05
01/2016

Nightlife in Charlottetown

gahans

Charlottetown is famously compact, which makes it particularly fun for a pub crawl, and if required, a crawl back to your hotel.   With an abundance of live music, friendly locals and good beer, the stage is set, but first, some rules must be established.   Firstly, there’s no point having a pub crawl if you get stuck at one pub, so a 20 minute time limit is essential.   Second, a new drink must be sampled at each destination, and yes, that can include the island’s legal potato moonshine.  Finally, I forget the finally, because this is an epic pub crawl where rules are made to be broken.  Grab a pint as The Great Canadian Bucket List takes a look at the nightlife in Charlottetown.

I begin the night at The Gahan House, a popular micro-brewery offering fine beer around the island.   It’s busy, with some tables crowded with student types, others with better dressed professionals.   I order some snacks to line the stomach, as one does, and wolf down a burger. Gahans offers a beer tasting menu, and all their ales are highly drinkable, be it the Honey Wheat Ale, the Amber Ale, the Pale Ale, or the seasonable Raspberry Ale.   For good measure, I order a round of shooters, and ask a table of girls (a giggle of lasses) where they’d suggest next

The exact moment when Robin's had too much to drink.
The exact moment when Robin’s had too much to drink.

 

Across the street and mere steps away is The Brickhouse, and upstairs is Marc’s Lounge.   The former loft space of well known local artist Marc Gallant, the lounge offers live music and laid back chill vibe.    Nothing wrong here at all, but after a cocktail, it’s time to move on.  It doesn’t take long to walk to the Old Triangle, a Gaelic themed pub with Irish beers on tap.   A local musician is strumming away on his old guitar, while a large crowd of students festively cheer on, having dropped by after an event of some sorts. I get chatting to a guy originally from Ontario and his girlfriend from New Brunswick. Both have settled in as happy islanders, as most transplants seem to do.   I’d moved onto a pint of Kilkenny (this is an Irish bar after all), but joined others on stage when the singer launched into a folk song with an easy-to-remember chorus: “Prince Ed-Ward I-Land!”   By now the entire bar was singing, some of us on stage, some at the bar, tables and booths. Now I know why everyone I’ve ever met who has visited the island has a sparkle in their eye when talking about the bars in Charlottetown.   Toasting the health of my new friends, it is time to move to the next stop.

music-PEI

Hunters Ale House is heaving when I walk in, with a large Budweiser promotional bus parked outside and a cover band in full Led Zepellin swing. At this stage, my notes tend to get a little wiggly, and the memory equally foggy.   Needless to say, I remember singing loudly and hugging a couple strangers.   Twenty minutes went by awfully quickly.

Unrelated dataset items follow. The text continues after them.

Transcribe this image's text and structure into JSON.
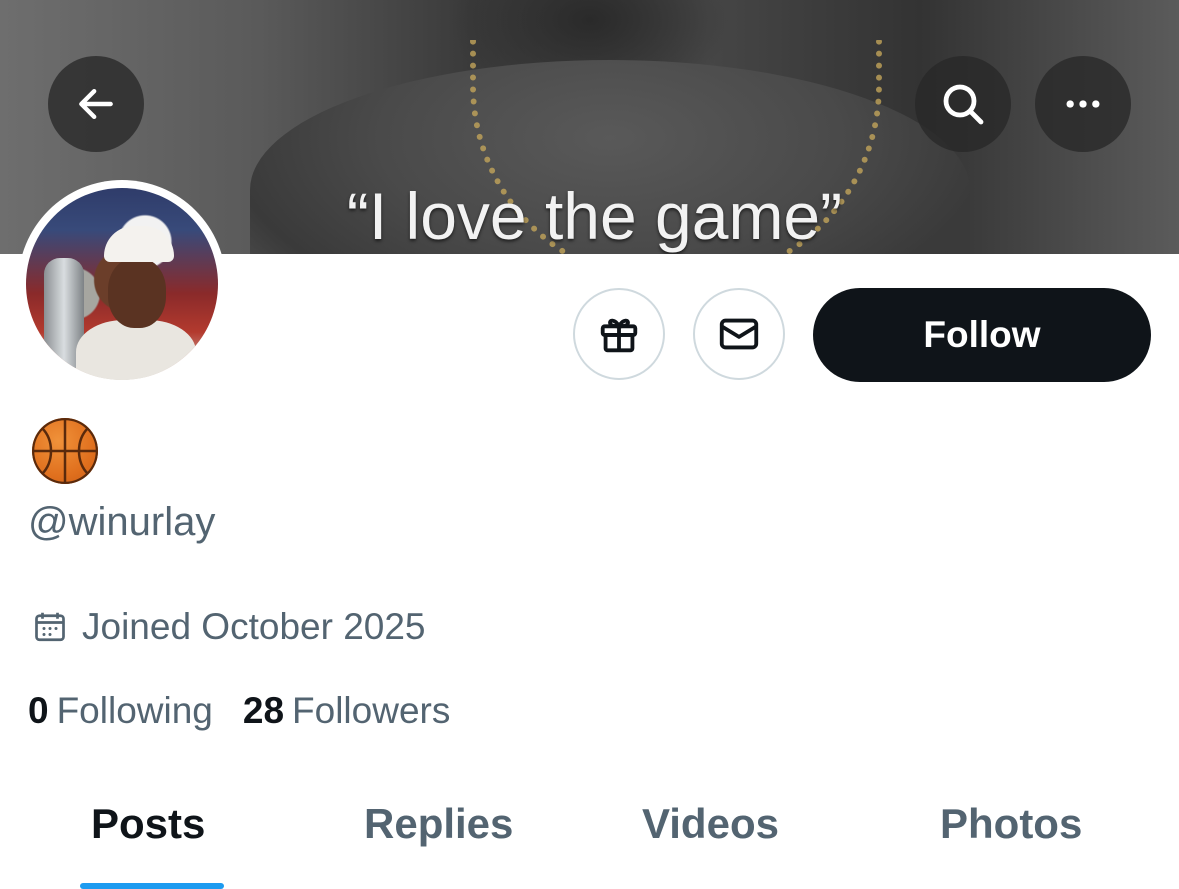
{
  "banner": {
    "quote": "“I love the game”"
  },
  "header": {
    "back_icon": "arrow-left-icon",
    "search_icon": "search-icon",
    "more_icon": "more-horizontal-icon"
  },
  "profile": {
    "display_name_emoji": "🏀",
    "handle": "@winurlay",
    "joined": "Joined October 2025",
    "following_count": "0",
    "following_label": "Following",
    "followers_count": "28",
    "followers_label": "Followers"
  },
  "actions": {
    "gift_icon": "gift-icon",
    "message_icon": "mail-icon",
    "follow_label": "Follow"
  },
  "tabs": [
    {
      "label": "Posts",
      "active": true
    },
    {
      "label": "Replies",
      "active": false
    },
    {
      "label": "Videos",
      "active": false
    },
    {
      "label": "Photos",
      "active": false
    }
  ],
  "colors": {
    "primary_text": "#0f1419",
    "secondary_text": "#536471",
    "accent": "#1d9bf0",
    "follow_bg": "#0f1419",
    "border": "#cfd9de"
  }
}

Next stop is the Old Dublin Pub, where I catch a few songs from a band featuring Nick, who I’d seen jamming a fiddle earlier that day.   This is what happens on the island. You quickly begin to recognize faces, and refer to folks as friends even though you just met them.   I es-rock out to a cover of Sweet Caroline, and significantly, realize that I have ended up just steps away from my starting point of Gahans Pub, and my hotel, The Great George. I would have liked to have made it that night to Peakes Quay and Churchills (home of the best butter chicken in Canada), but the night had finally caught up to me, and there’s no use sleeping late on an island this beautiful.     There is one more scribble in my little black notebook. On returning to the hotel, I found the receptionist baking fresh cookies. It was 2am in the morning. Now that’s service.